Но Соубридж не смотрел на него, продолжая держать руку поднятой, словно останавливая дорожное движение и не отводя взгляда от Руфи Мотт.
– Что бы вы ни сказали, хуже уже не будет. – Она выглядела как человек, получивший смертельную рану, однако продолжала стоять.
Шону хотелось оказаться рядом с ней, но он словно примерз к месту.
– Не потому ли вы теперь застольный лектор, – продолжал Соубридж, – а не уважаемый научный сотрудник, что допустили фатальное ошибочное суждение на вашей последней должности? Разве причина не в том, что вы непреднамеренно убили учтенную медведицу? Я не хотел говорить об этом, но разве не вы ответственны за введение неверно подобранной дозы транквилизатора? Это к вопросу о вашей излишней самоуверенности, отметающей всякие мысли о перепроверке, о том, чтобы ставить свои действия под вопрос, чтобы сомневаться в себе иногда?
– Кто-то подставил меня. Я знаю, что все сделала правильно.
– Ах, – сказал Соубридж, – таинственный кто-то. Но никаких доказательств.
– Кто-то из моей команды. «Призма» заплатила им, я одна боролась за то, чтобы защитить область медвежьей зимовки, все остальные уже взяли деньги!
– Значит, вы винили компанию мистера Кингсмита в прекращении вашего исследования?
– Так и было!
– А затем, когда вы увидели его с моим клиентом, мистером Каусоном, по счастливому совпадению, на Шпицбергене, то, вероятно, решили, что сможете поквитаться за все ваши потери одним махом, если убедите Тома не иметь с ними дела. Вы лишились любимого человека и работы, но вам представился второй шанс. Неудивительно, что вы были готовы окучивать его каждую возможную минуту.

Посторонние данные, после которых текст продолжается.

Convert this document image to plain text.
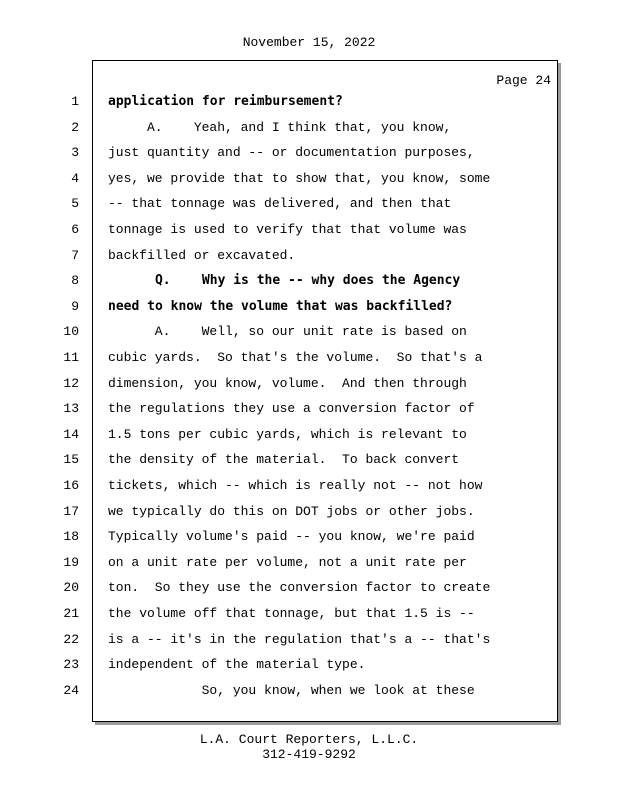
November 15, 2022
Page 24
1 application for reimbursement?
2 A.    Yeah, and I think that, you know,
3 just quantity and -- or documentation purposes,
4 yes, we provide that to show that, you know, some
5 -- that tonnage was delivered, and then that
6 tonnage is used to verify that that volume was
7 backfilled or excavated.
8 Q.    Why is the -- why does the Agency
9 need to know the volume that was backfilled?
10 A.    Well, so our unit rate is based on
11 cubic yards.  So that's the volume.  So that's a
12 dimension, you know, volume.  And then through
13 the regulations they use a conversion factor of
14 1.5 tons per cubic yards, which is relevant to
15 the density of the material.  To back convert
16 tickets, which -- which is really not -- not how
17 we typically do this on DOT jobs or other jobs.
18 Typically volume's paid -- you know, we're paid
19 on a unit rate per volume, not a unit rate per
20 ton.  So they use the conversion factor to create
21 the volume off that tonnage, but that 1.5 is --
22 is a -- it's in the regulation that's a -- that's
23 independent of the material type.
24 So, you know, when we look at these
L.A. Court Reporters, L.L.C.
312-419-9292
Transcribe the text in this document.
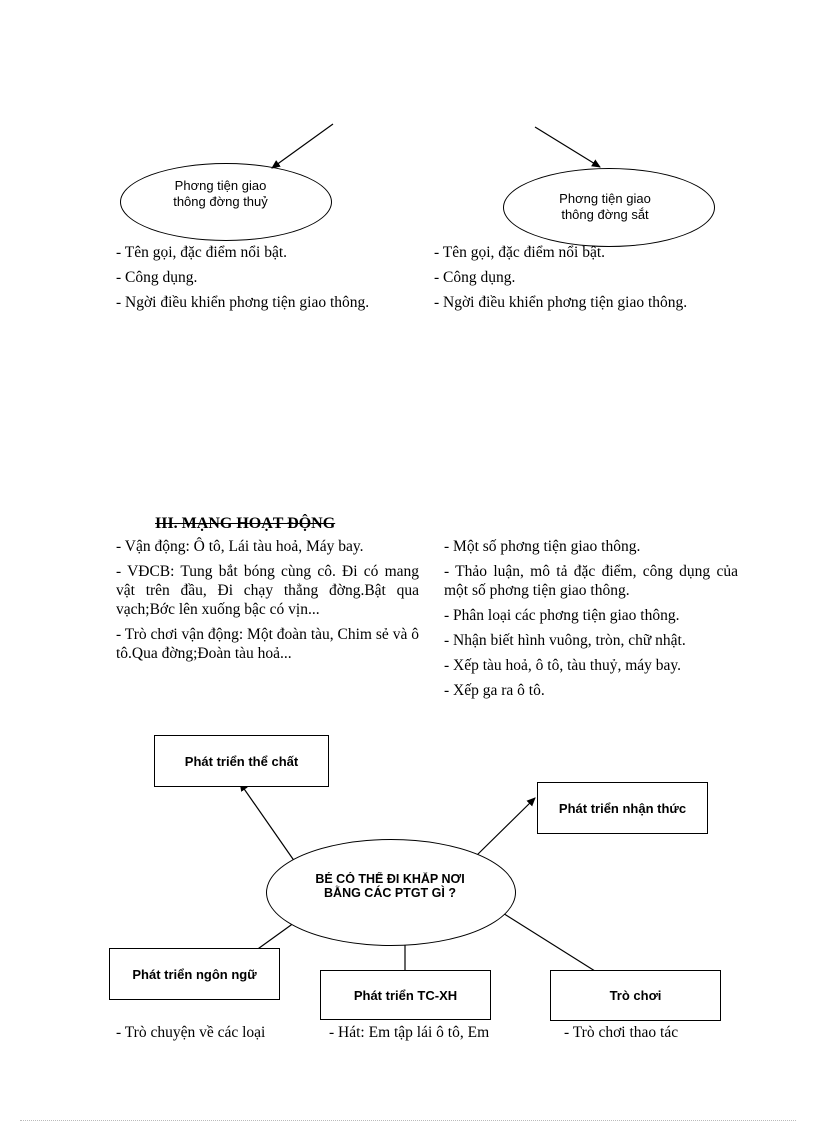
Phơng tiện giao
thông đờng thuỷ	Phơng tiện giao
thông đờng sắt

- Tên gọi, đặc điểm nổi bật.

- Công dụng.

- Ngời điều khiển phơng tiện giao thông.

- Tên gọi, đặc điểm nổi bật.

- Công dụng.

- Ngời điều khiển phơng tiện giao thông.

III. MẠNG HOẠT ĐỘNG

- Vận động: Ô tô, Lái tàu hoả, Máy bay.

- VĐCB: Tung bắt bóng cùng cô. Đi có mang vật trên đầu, Đi chạy thẳng đờng.Bật qua vạch;Bớc lên xuống bậc có vịn...

- Trò chơi vận động: Một đoàn tàu, Chim sẻ và ô tô.Qua đờng;Đoàn tàu hoả...

- Một số phơng tiện giao thông.

- Thảo luận, mô tả đặc điểm, công dụng của một số phơng tiện giao thông.

- Phân loại các phơng tiện giao thông.

- Nhận biết hình vuông, tròn, chữ nhật.

- Xếp tàu hoả, ô tô, tàu thuỷ, máy bay.

- Xếp ga ra ô tô.

Phát triển thể chất
Phát triển nhận thức
Phát triển ngôn ngữ
Phát triển TC-XH	Trò chơi
BÉ CÓ THỂ ĐI KHẮP NƠI
BẰNG CÁC PTGT GÌ ?
- Trò chuyện về các loại	- Hát: Em tập lái ô tô, Em	- Trò chơi thao tác
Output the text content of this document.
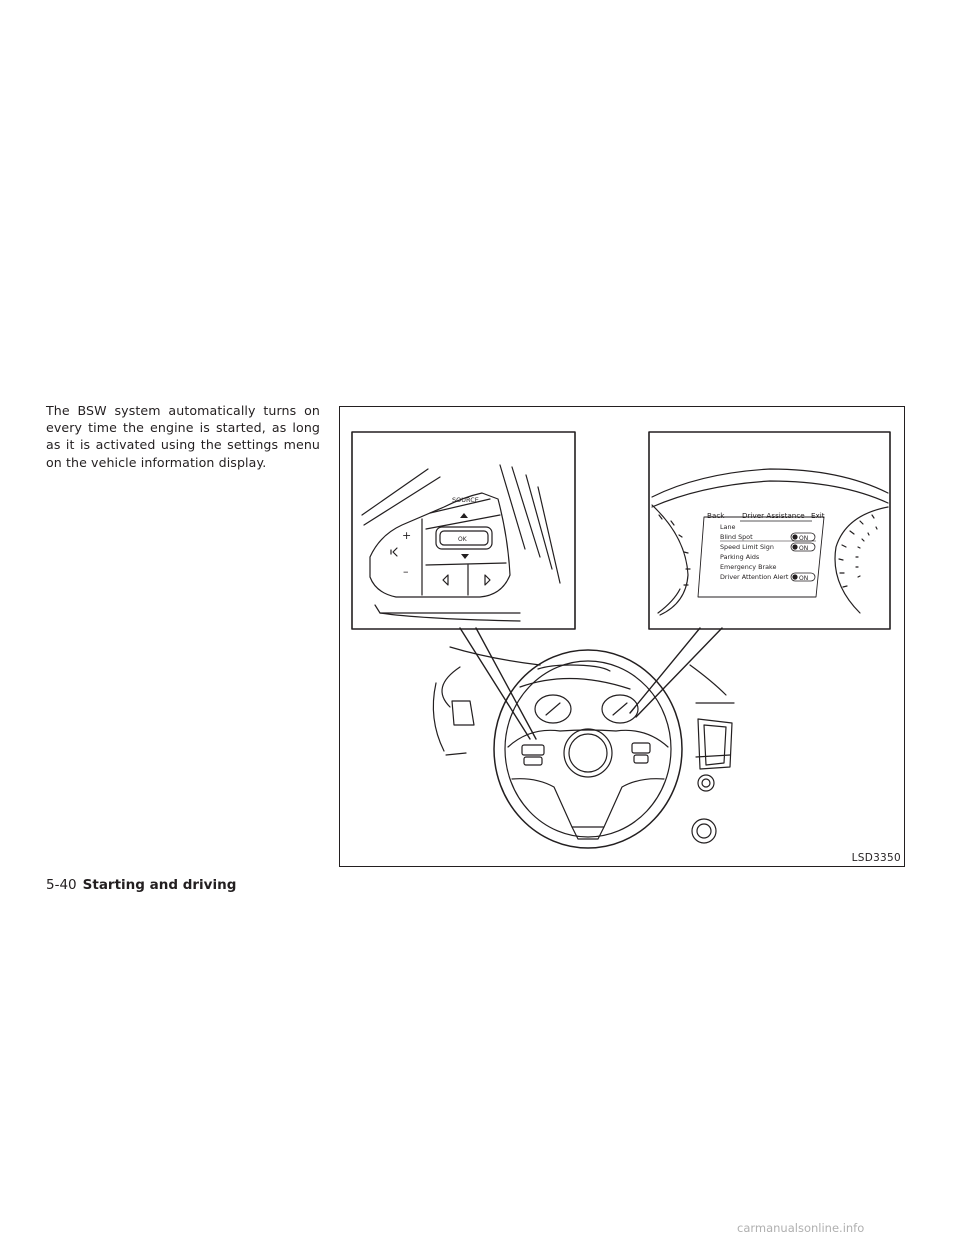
The BSW system automatically turns on every time the engine is started, as long as it is activated using the settings menu on the vehicle information display.

SOURCE
OK
+
–
Back Driver Assistance Exit
Lane
Blind Spot	ON
Speed Limit Sign	ON
Parking Aids
Emergency Brake
Driver Attention Alert ON
LSD3350
5-40 Starting and driving
carmanualsonline.info
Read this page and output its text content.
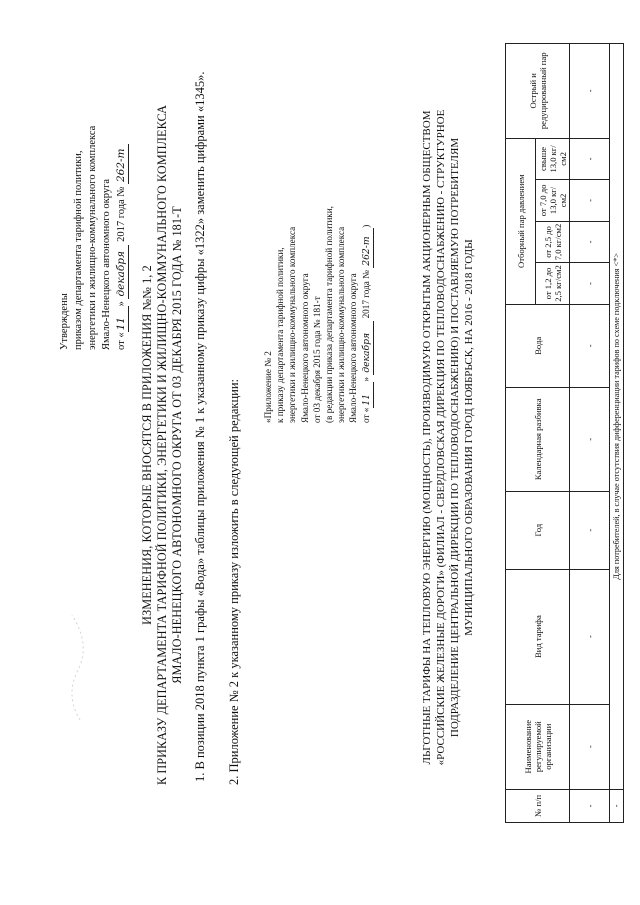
Утверждены приказом департамента тарифной политики, энергетики и жилищно-коммунального комплекса Ямало-Ненецкого автономного округа от «11» декабря 2017 года № 262-т
ИЗМЕНЕНИЯ, КОТОРЫЕ ВНОСЯТСЯ В ПРИЛОЖЕНИЯ №№ 1, 2 К ПРИКАЗУ ДЕПАРТАМЕНТА ТАРИФНОЙ ПОЛИТИКИ, ЭНЕРГЕТИКИ И ЖИЛИЩНО-КОММУНАЛЬНОГО КОМПЛЕКСА ЯМАЛО-НЕНЕЦКОГО АВТОНОМНОГО ОКРУГА ОТ 03 ДЕКАБРЯ 2015 ГОДА № 181-Т 1. В позиции 2018 пункта 1 графы «Вода» таблицы приложения № 1 к указанному приказу цифры «1322» заменить цифрами «1345». 2. Приложение № 2 к указанному приказу изложить в следующей редакции: «Приложение № 2 к приказу департамента тарифной политики, энергетики и жилищно-коммунального комплекса Ямало-Ненецкого автономного округа от 03 декабря 2015 года № 181-т (в редакции приказа департамента тарифной политики, энергетики и жилищно-коммунального комплекса Ямало-Ненецкого автономного округа от «11» декабря 2017 года № 262-т)	ЛЬГОТНЫЕ ТАРИФЫ НА ТЕПЛОВУЮ ЭНЕРГИЮ (МОЩНОСТЬ), ПРОИЗВОДИМУЮ ОТКРЫТЫМ АКЦИОНЕРНЫМ ОБЩЕСТВОМ «РОССИЙСКИЕ ЖЕЛЕЗНЫЕ ДОРОГИ» (ФИЛИАЛ - СВЕРДЛОВСКАЯ ДИРЕКЦИЯ ПО ТЕПЛОВОДОСНАБЖЕНИЮ - СТРУКТУРНОЕ ПОДРАЗДЕЛЕНИЕ ЦЕНТРАЛЬНОЙ ДИРЕКЦИИ ПО ТЕПЛОВОДОСНАБЖЕНИЮ) И ПОСТАВЛЯЕМУЮ ПОТРЕБИТЕЛЯМ МУНИЦИПАЛЬНОГО ОБРАЗОВАНИЯ ГОРОД НОЯБРЬСК, НА 2016 - 2018 ГОДЫ
№ п/п	Наименование регулируемой организации	Вид тарифа	Год	Календарная разбивка	Вода	Отборный пар давлением				Острый и редуцированный пар
						от 1,2 до 2,5 кг/см2	от 2,5 до 7,0 кг/см2	от 7,0 до 13,0 кг/см2	свыше 13,0 кг/см2	
-	-	-	-	-	-	-	-	-	-	-
-	Для потребителей, в случае отсутствия дифференциации тарифов по схеме подключения <*>									
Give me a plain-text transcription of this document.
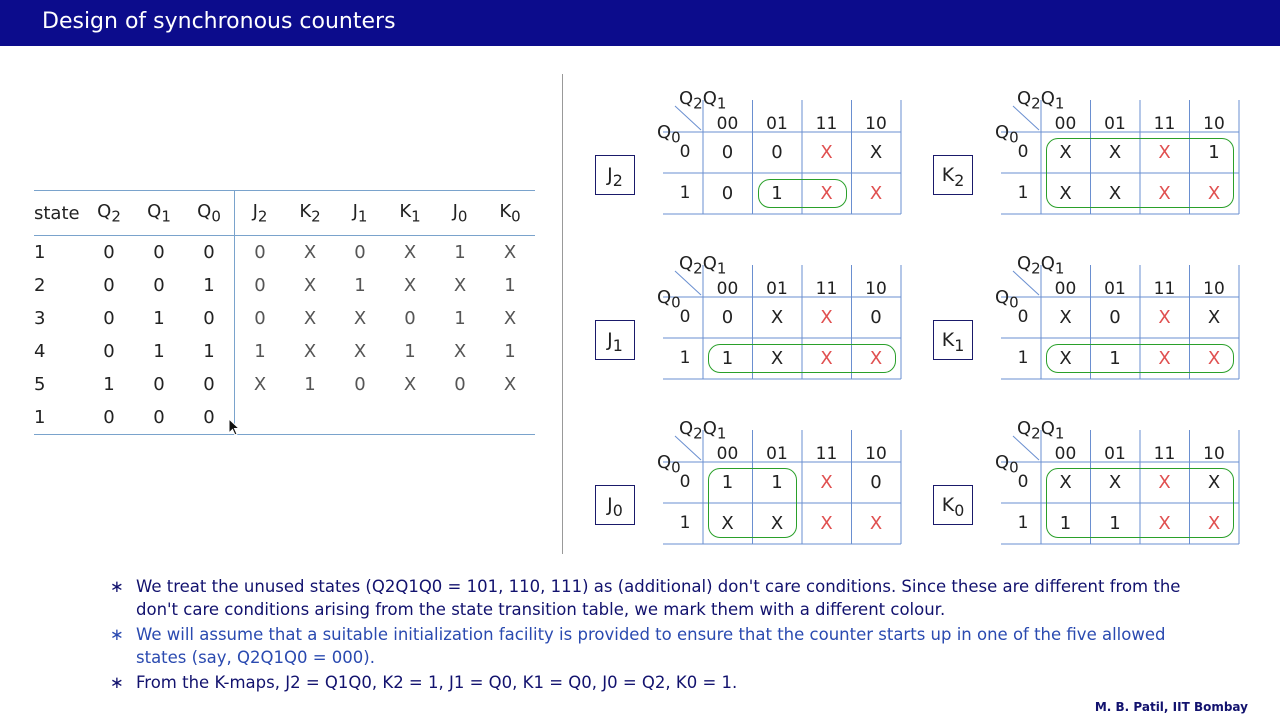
Design of synchronous counters
state	$Q_2$	$Q_1$	$Q_0$	$J_2$	$K_2$	$J_1$	$K_1$	$J_0$	$K_0$
1	0	0	0	0	X	0	X	1	X
2	0	0	1	0	X	1	X	X	1
3	0	1	0	0	X	X	0	1	X
4	0	1	1	1	X	X	1	X	1
5	1	0	0	X	1	0	X	0	X
1	0	0	0						
$J_2$
$Q_2Q_1$
$Q_0$
00	01	11	10
0
1
0	0	X	X
0	1	X	X
$K_2$
$Q_2Q_1$
$Q_0$
00	01	11	10
0
1
X	X	X	1
X	X	X	X
$J_1$
$Q_2Q_1$
$Q_0$
00	01	11	10
0
1
0	X	X	0
1	X	X	X
$K_1$
$Q_2Q_1$
$Q_0$
00	01	11	10
0
1
X	0	X	X
X	1	X	X
$J_0$
$Q_2Q_1$
$Q_0$
00	01	11	10
0
1
1	1	X	0
X	X	X	X
$K_0$
$Q_2Q_1$
$Q_0$
00	01	11	10
0
1
X	X	X	X
1	1	X	X
∗ We treat the unused states (Q2Q1Q0 = 101, 110, 111) as (additional) don't care conditions. Since these are different from the don't care conditions arising from the state transition table, we mark them with a different colour.
∗ We will assume that a suitable initialization facility is provided to ensure that the counter starts up in one of the five allowed states (say, Q2Q1Q0 = 000).
∗ From the K-maps, J2 = Q1Q0, K2 = 1, J1 = Q0, K1 = Q0, J0 = Q2, K0 = 1.
M. B. Patil, IIT Bombay
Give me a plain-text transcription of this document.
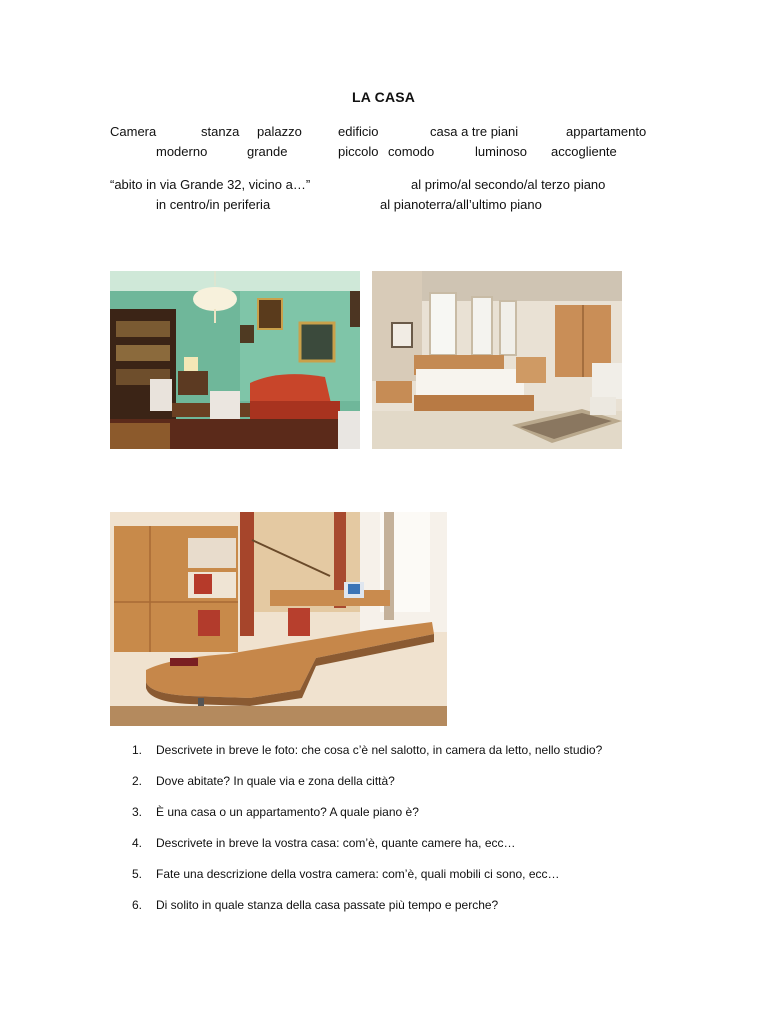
LA CASA
Camera	stanza palazzo	edificio	casa a tre piani	appartamento
moderno	grande	piccolo comodo	luminoso accogliente
“abito in via Grande 32, vicino a…”	al primo/al secondo/al terzo piano
in centro/in periferia	al pianoterra/all’ultimo piano
1. Descrivete in breve le foto: che cosa c’è nel salotto, in camera da letto, nello studio?
2. Dove abitate? In quale via e zona della città?
3. È una casa o un appartamento? A quale piano è?
4. Descrivete in breve la vostra casa: com’è, quante camere ha, ecc…
5. Fate una descrizione della vostra camera: com’è, quali mobili ci sono, ecc…
6. Di solito in quale stanza della casa passate più tempo e perche?
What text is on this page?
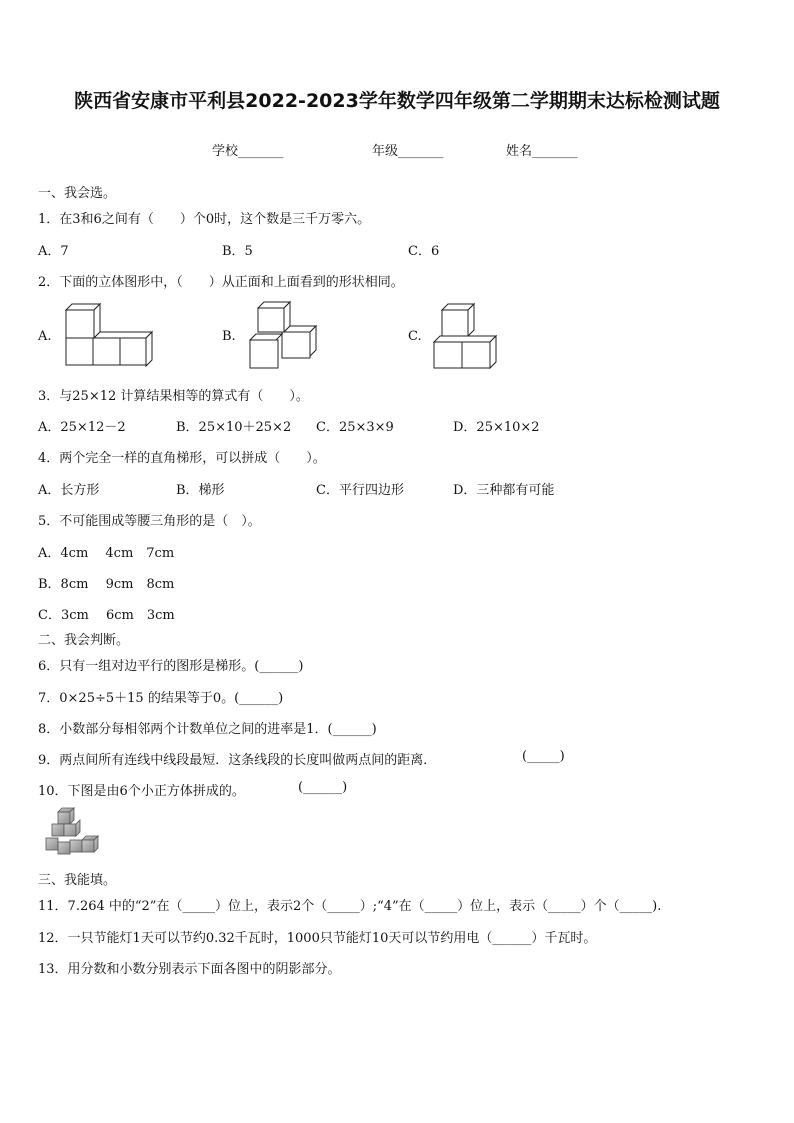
陕西省安康市平利县2022-2023学年数学四年级第二学期期末达标检测试题
学校_______	年级_______	姓名_______
一、我会选。
1．在3和6之间有（　　）个0时，这个数是三千万零六。
A．7	B．5	C．6
2．下面的立体图形中，（　　）从正面和上面看到的形状相同。
A.	B.	C.
3．与25×12 计算结果相等的算式有（　　）。
A．25×12－2	B．25×10＋25×2 C．25×3×9	D．25×10×2
4．两个完全一样的直角梯形，可以拼成（　　）。
A．长方形	B．梯形	C．平行四边形	D．三种都有可能
5．不可能围成等腰三角形的是（　）。
A．4cm　 4cm　7cm
B．8cm　 9cm　8cm
C．3cm　 6cm　3cm
二、我会判断。
6．只有一组对边平行的图形是梯形。(______)
7．0×25÷5＋15 的结果等于0。(______)
8．小数部分每相邻两个计数单位之间的进率是1．(______)
9．两点间所有连线中线段最短．这条线段的长度叫做两点间的距离．	(_____)
10．下图是由6个小正方体拼成的。	(______)
三、我能填。
11．7.264 中的“2”在（_____）位上，表示2个（_____）;“4”在（_____）位上，表示（_____）个（_____).
12．一只节能灯1天可以节约0.32千瓦时，1000只节能灯10天可以节约用电（______）千瓦时。
13．用分数和小数分别表示下面各图中的阴影部分。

Соубридж снова добавил сострадательности в голос:
– Думаю, коронер примет к сведению вероятность переутомления мистера Хардинга из-за недостатка сна вследствие весьма насыщенного воссоединения в качестве мощного сопутствующего фактора его неспособности бороться за жизнь при трагическом стечении обстоятельств. Благодарю вас, доктор Мотт. Больше вопросов не имею.
«Как-то раз я встретилась с женщиной, спасшейся от смерти благодаря тому, что она съела своего мужа и детей.
Ехали мы с мужем из Игдлулика в Понд-Инлет. И в пути ему приснился сон, что его друга съели его же родные. Прошло два дня, едем мы и слышим, как разносятся кругом непонятные звуки. То ли зверь воет, то ли человек вопит. Но мы подошли ближе и стали улавливать обрывки слов, будто кто-то кричал надорванным голосом. И наконец мы разобрали: «Нет мне места среди людей, я же съела своих родных».
Мы поняли по голосу, что это была женщина. И мы переглянулись и заговорили шепотом, решая, как нам быть. Затем мы обошли кругом и увидели маленький навес, устроенный из снега и куска оленьей кожи. И рядом что-то стояло; мы уже решили, что это человек, но оказалось, это только винтовка, воткнутая в снег. И все это время не смолкали причитания. Мы подошли еще ближе и нашли обглоданную человечью голову. И вот мы заглянули под навес и увидели там женщину, сидевшую на корточках. Она сидела лицом к нам, и у нее сочилась кровь из глаз – так сильно она плакала.
– Кикак (обглоданная кость), – сказала она, – я съела мужа и детей!
Сама она была кожа да кости и казалась чуть живой. И полуголой, потому что съела почти всю одежду. Мой муж наклонился к ней, и она ему сказала:
– Я съела твоего товарища по праздникам певцов.
А мой муж ответил:
– У тебя была воля жить, вот ты и выжила.